Friday 23 April 2021

I am glad I am ruining myself & becoming increasingly mad & crazy at the Flying Scotsman (23rd April 2006)

I am glad I am ruining myself & becoming increasingly mad & crazy at the Flying Scotsman. I am deliberately becoming a grand wreck. It is part of my project to experience new things, push an experience to the extremes. “Crane wrote to a friend, “You may not think it, yet there comes a great peaceful exaltation in merely reading, thinking, and writing.” Yet this was not enough to ward off sporadic spells of intense depression; he first attempted suicide at the age of 15 by slashing his wrists and taking an overdose of sleep medication.” Think of the kindness D— tries to offer you. C——, too. I am lonely. That is why I keep gravitating back to the Flying Scotsman like a moth to a flame, to the girls I know so well & the drink I know better. “Mariani brings alive the doubts and self-recriminations that constantly bedeviled Crane and the accusatorial inner voices that must have haunted him during his frequent hangovers. Alcohol and depression exacted a truly terrible physical and emotional toll on Crane, and his hair turned from premature gray to white by the age of 28. He was frequently jailed or beaten for his drinking, and Mariani’s index lists 17 instances of Crane’s “outrageous and violent behavior” due to alcohol. He embarrassed himself, alienated friends and damaged his ability to concentrate on his writing, but Mariani notes, “Like [Charlie] Chaplin, he meant to pick himself up, brush himself off, and go on whistling into the teeth of fate.”” 
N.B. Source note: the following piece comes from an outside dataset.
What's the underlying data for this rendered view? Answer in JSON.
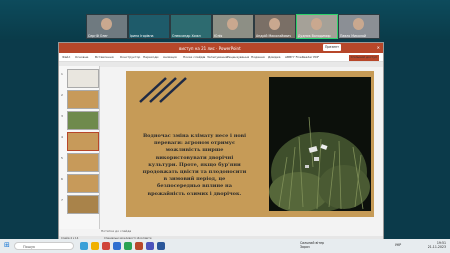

“Like Hopkins, Crane sought an epiphanic vision, and Mariani notes, “In spite of the absence of any God he can name, there is a desperate vulnerability about Crane’s prayer for meaning” in poems such as “O Carib Isle!”….Crane once signed a postcard to his mother with the name “Atlantis.” As Mariani notes, “Even to himself he seemed a lost city.”….Mariani leaves us with the tragic image of a brilliant mind struggling with the desire to push the borders of poetry beyond the familiar and traditional to “new thresholds, new anatomies,” all the while contending with interior realities that were the source of both his greatest inspiration and his greatest unhappiness. Although Crane sank beyond the reach of lifesavers, thanks to Mariani’s book we retain a strong sense of the spiritual gates this poet sought to enter.” Very much on Saturday night I was thinking how fake all the smiles & friendship from the girls is, as they only smile & pretend to like you for the money. There are some exceptions to this, I think. D— is not nice to me just to get pounds from me, nor is C——. Maybe M——, too, and for a while —–. I could of look back at all the arguments I have been having at the Scotsman with a detached amusement. It is just an adventure I am having.